Specific Purpose for Each Etude, i.e. Kayser, Kreutzer, etc.
I wish there was a guide to why we practice certain etudes, specifically what issue each etude addresses, i.e. left hand, right hand, bow distribution, string crossings, etc.
violinwiki.org are compiling a violin etude thesaurus "categorized by the skills that [the etudes] develop". Included so far are Wohlfahrt, Kayser, Kreutzer, Mazas op. 36/1, Fiorillo, Rode op. 22 and Gaviniés.
Why don't you just look through it and write your own? It's not celestial navigation.
indeed Rae-Ann seems to ask the question the wrong way, as indeed when you see an etude and try it out you will immediately have a sense of what this etude is about. but probably she really wanted to ask the reverse question: some kind of catalogue that maps techniques to etudes.
Katarina's comment is very useful, but also, it should be fairly easy to figure out what an etude is focused on. If you see a lot of string crossings, it's probably (at least partly) about string crossings. etc.
There are editions of etudes where the editor gives hints in the title line of each etude. E.g. Mazas: In the Peters edition you will find titles like "staccato" "trills" etc. Not every etude is so characterized but many of them.
What Jean said.
Following up on Albrecht, what does one do with the Kayser study that says "Comodo"? (**Flush!!**)
I understand this was a joke Paul, but anyway, a Comodo study means: for this one you can focus entirely on tone quality and intonation, don't worry about the tempo.
Jean, that's interesting! Never knew what that term meant.

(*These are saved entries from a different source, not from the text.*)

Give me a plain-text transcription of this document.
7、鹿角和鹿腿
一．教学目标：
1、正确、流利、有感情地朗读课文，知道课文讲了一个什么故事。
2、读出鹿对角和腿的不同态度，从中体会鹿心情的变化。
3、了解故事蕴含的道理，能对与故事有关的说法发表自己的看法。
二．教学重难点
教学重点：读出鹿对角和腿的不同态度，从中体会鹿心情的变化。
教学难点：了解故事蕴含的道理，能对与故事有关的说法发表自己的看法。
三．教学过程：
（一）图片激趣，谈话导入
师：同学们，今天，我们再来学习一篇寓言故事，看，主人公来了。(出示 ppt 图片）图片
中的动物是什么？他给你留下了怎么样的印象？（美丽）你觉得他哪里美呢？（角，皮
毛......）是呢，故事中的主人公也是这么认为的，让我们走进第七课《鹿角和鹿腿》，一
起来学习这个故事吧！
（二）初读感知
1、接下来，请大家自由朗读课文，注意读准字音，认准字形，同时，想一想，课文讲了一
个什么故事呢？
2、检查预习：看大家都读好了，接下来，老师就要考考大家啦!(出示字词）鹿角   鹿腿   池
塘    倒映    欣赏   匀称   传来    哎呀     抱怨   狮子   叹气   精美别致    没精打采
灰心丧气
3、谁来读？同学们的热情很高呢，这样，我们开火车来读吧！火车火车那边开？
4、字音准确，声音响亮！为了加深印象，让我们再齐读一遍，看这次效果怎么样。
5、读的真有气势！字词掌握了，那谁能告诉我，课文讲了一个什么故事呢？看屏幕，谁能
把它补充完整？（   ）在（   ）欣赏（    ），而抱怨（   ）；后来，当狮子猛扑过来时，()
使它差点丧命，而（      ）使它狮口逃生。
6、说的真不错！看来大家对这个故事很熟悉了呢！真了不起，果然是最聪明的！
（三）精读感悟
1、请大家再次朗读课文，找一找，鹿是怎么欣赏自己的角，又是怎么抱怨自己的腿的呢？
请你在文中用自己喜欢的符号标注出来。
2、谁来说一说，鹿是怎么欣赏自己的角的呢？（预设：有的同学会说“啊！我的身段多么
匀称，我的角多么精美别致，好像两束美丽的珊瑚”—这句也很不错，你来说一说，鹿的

I'm not disagreeing with Jean, but you should be working on tone quality and intonation on every piece you ever play, so I can't see the need for a specific étude for it. I'd assume comodo just means "comfortable tempo" (to contrast with the velocity exercises) and I'd play the piece and see what it has to offer.
Katarina: Thanks for sending info about that site. It's got a lot of what I was looking for.